Pomóż Ukrainie, przyłącz się do zbiórki. Pieniądze wpłacisz na stronie pcpm.org.pl/ukraina
W praktyce oznacza to znaczne zwiększenie świadczeń. Minimalna emerytura powinna wzrosnąć o ponad 165 zł brutto i przekroczyć poziom 1,5 tys. zł brutto miesięcznie, a średnia emerytura (dziś ok. 2,6 tys. zł brutto miesięcznie) w marcu 2023 r. może wzrosnąć o nawet 320 zł.
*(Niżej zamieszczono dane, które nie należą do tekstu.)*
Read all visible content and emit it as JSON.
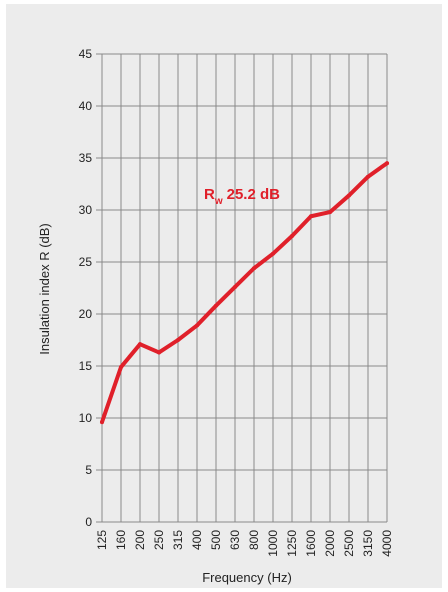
{
  "chart_data": {
    "type": "line",
    "title": "",
    "xlabel": "Frequency (Hz)",
    "ylabel": "Insulation index R (dB)",
    "ylim": [
      0,
      45
    ],
    "y_ticks": [
      0,
      5,
      10,
      15,
      20,
      25,
      30,
      35,
      40,
      45
    ],
    "grid": true,
    "categories": [
      "125",
      "160",
      "200",
      "250",
      "315",
      "400",
      "500",
      "630",
      "800",
      "1000",
      "1250",
      "1600",
      "2000",
      "2500",
      "3150",
      "4000"
    ],
    "series": [
      {
        "color": "#e0202a",
        "values": [
          9.6,
          14.9,
          17.1,
          16.3,
          17.5,
          18.9,
          20.8,
          22.6,
          24.4,
          25.8,
          27.5,
          29.4,
          29.8,
          31.4,
          33.2,
          34.5
        ]
      }
    ],
    "annotation": {
      "main": "R",
      "sub": "w",
      "value": "25.2 dB"
    }
  }
}
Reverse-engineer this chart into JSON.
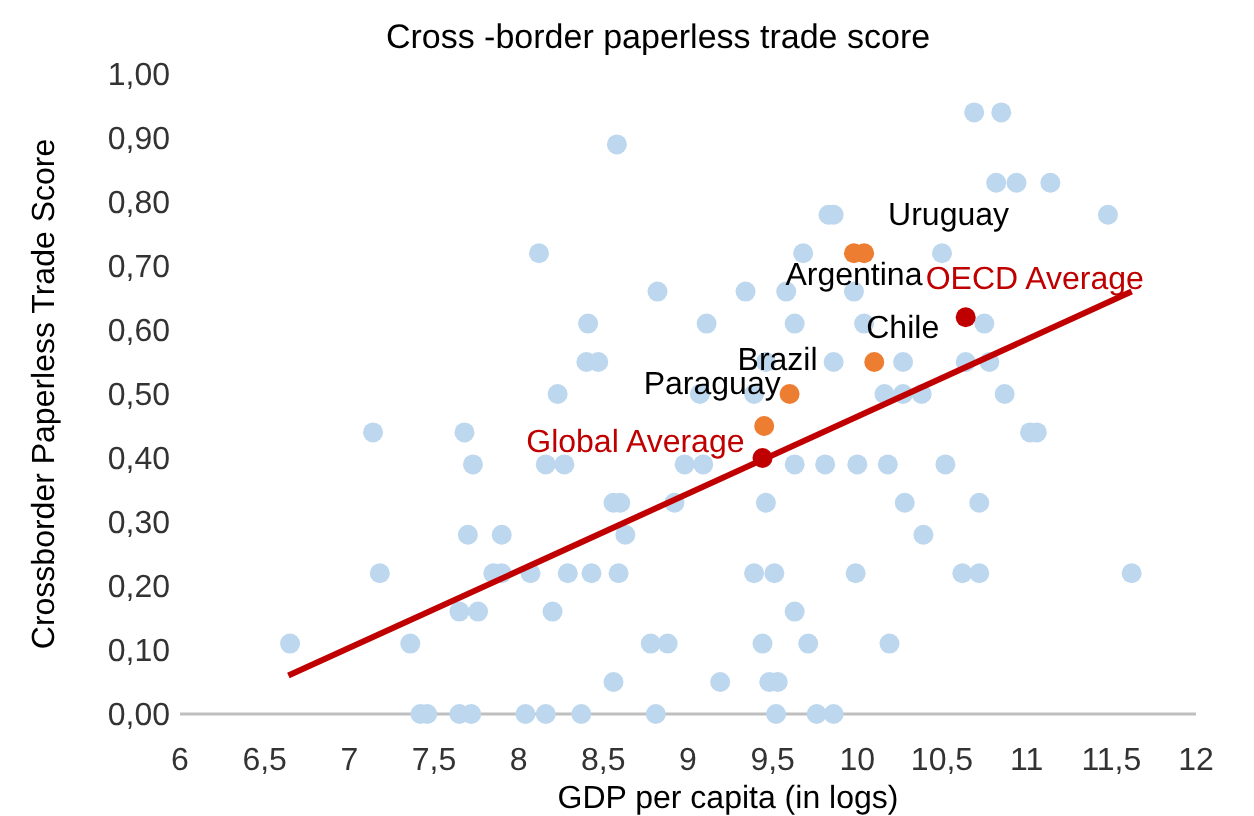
{
  "chart_data": {
    "type": "scatter",
    "title": "Cross -border paperless trade score",
    "xlabel": "GDP per capita (in logs)",
    "ylabel": "Crossborder Paperless Trade Score",
    "xlim": [
      6,
      12
    ],
    "xticks": [
      6,
      {
        "value": 6.5,
        "label": "6,5"
      },
      7,
      {
        "value": 7.5,
        "label": "7,5"
      },
      8,
      {
        "value": 8.5,
        "label": "8,5"
      },
      9,
      {
        "value": 9.5,
        "label": "9,5"
      },
      10,
      {
        "value": 10.5,
        "label": "10,5"
      },
      11,
      {
        "value": 11.5,
        "label": "11,5"
      },
      12
    ],
    "ylim": [
      0,
      1
    ],
    "yticks": [
      {
        "value": 0,
        "label": "0,00"
      },
      {
        "value": 0.1,
        "label": "0,10"
      },
      {
        "value": 0.2,
        "label": "0,20"
      },
      {
        "value": 0.3,
        "label": "0,30"
      },
      {
        "value": 0.4,
        "label": "0,40"
      },
      {
        "value": 0.5,
        "label": "0,50"
      },
      {
        "value": 0.6,
        "label": "0,60"
      },
      {
        "value": 0.7,
        "label": "0,70"
      },
      {
        "value": 0.8,
        "label": "0,80"
      },
      {
        "value": 0.9,
        "label": "0,90"
      },
      {
        "value": 1,
        "label": "1,00"
      }
    ],
    "grid": false,
    "marker": "circle",
    "series": [
      {
        "color": "#bdd7ee",
        "x": [
          6.65,
          7.14,
          7.18,
          7.36,
          7.42,
          7.46,
          7.68,
          7.73,
          7.7,
          7.9,
          7.85,
          7.9,
          8.07,
          7.65,
          7.76,
          7.65,
          7.72,
          8.04,
          8.12,
          8.58,
          8.41,
          8.4,
          8.47,
          8.23,
          8.16,
          8.27,
          8.56,
          8.6,
          8.63,
          8.29,
          8.43,
          8.59,
          8.2,
          8.78,
          8.88,
          8.56,
          9.19,
          8.16,
          8.37,
          8.81,
          8.82,
          9.11,
          9.07,
          8.98,
          9.09,
          8.92,
          9.34,
          9.68,
          9.83,
          9.86,
          9.58,
          9.63,
          9.46,
          9.39,
          9.63,
          9.81,
          10.0,
          9.46,
          9.39,
          9.51,
          9.99,
          9.63,
          9.44,
          9.71,
          9.48,
          9.53,
          9.52,
          9.76,
          9.86,
          9.98,
          10.04,
          9.86,
          10.69,
          10.85,
          10.82,
          10.94,
          11.14,
          11.48,
          10.5,
          10.27,
          10.64,
          10.78,
          10.75,
          10.16,
          10.27,
          10.38,
          10.87,
          11.02,
          11.06,
          10.18,
          10.52,
          10.28,
          10.72,
          10.39,
          10.62,
          10.72,
          11.62,
          10.19
        ],
        "values": [
          0.11,
          0.44,
          0.22,
          0.11,
          0,
          0,
          0.44,
          0.39,
          0.28,
          0.28,
          0.22,
          0.22,
          0.22,
          0.16,
          0.16,
          0,
          0,
          0,
          0.72,
          0.89,
          0.61,
          0.55,
          0.55,
          0.5,
          0.39,
          0.39,
          0.33,
          0.33,
          0.28,
          0.22,
          0.22,
          0.22,
          0.16,
          0.11,
          0.11,
          0.05,
          0.05,
          0,
          0,
          0,
          0.66,
          0.61,
          0.5,
          0.39,
          0.39,
          0.33,
          0.66,
          0.72,
          0.78,
          0.78,
          0.66,
          0.61,
          0.55,
          0.5,
          0.39,
          0.39,
          0.39,
          0.33,
          0.22,
          0.22,
          0.22,
          0.16,
          0.11,
          0.11,
          0.05,
          0.05,
          0,
          0,
          0,
          0.66,
          0.61,
          0.55,
          0.94,
          0.94,
          0.83,
          0.83,
          0.83,
          0.78,
          0.72,
          0.55,
          0.55,
          0.55,
          0.61,
          0.5,
          0.5,
          0.5,
          0.5,
          0.44,
          0.44,
          0.39,
          0.39,
          0.33,
          0.33,
          0.28,
          0.22,
          0.22,
          0.22,
          0.11
        ]
      },
      {
        "color": "#ed7d31",
        "x": [
          10.04,
          9.98,
          10.1,
          9.6,
          9.45
        ],
        "values": [
          0.72,
          0.72,
          0.55,
          0.5,
          0.45
        ]
      },
      {
        "type": "line",
        "marker": "none",
        "color": "#c00000",
        "x": [
          6.64,
          11.62
        ],
        "values": [
          0.06,
          0.66
        ]
      },
      {
        "color": "#c00000",
        "x": [
          9.44,
          10.64
        ],
        "values": [
          0.4,
          0.62
        ]
      }
    ],
    "annotations": [
      {
        "text": "Uruguay",
        "x": 10.04,
        "y": 0.72
      },
      {
        "text": "Argentina",
        "x": 9.98,
        "y": 0.72
      },
      {
        "text": "Chile",
        "x": 10.1,
        "y": 0.55
      },
      {
        "text": "Brazil",
        "x": 9.6,
        "y": 0.5
      },
      {
        "text": "Paraguay",
        "x": 9.45,
        "y": 0.45
      },
      {
        "text": "Global Average",
        "x": 9.44,
        "y": 0.4
      },
      {
        "text": "OECD Average",
        "x": 10.64,
        "y": 0.62
      }
    ]
  }
}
Oskar Sobolewski, ekspert Instytutu Emerytalnego tłumaczył portalowi money.pl, że wzrost wskaźnika waloryzacji ma jedynie wyrównać straty spowodowane inflacją. "Waloryzacja emerytur zostanie zjedzona przez inflację, więc emeryci nie odczują poprawy" - tłumaczy ekspert.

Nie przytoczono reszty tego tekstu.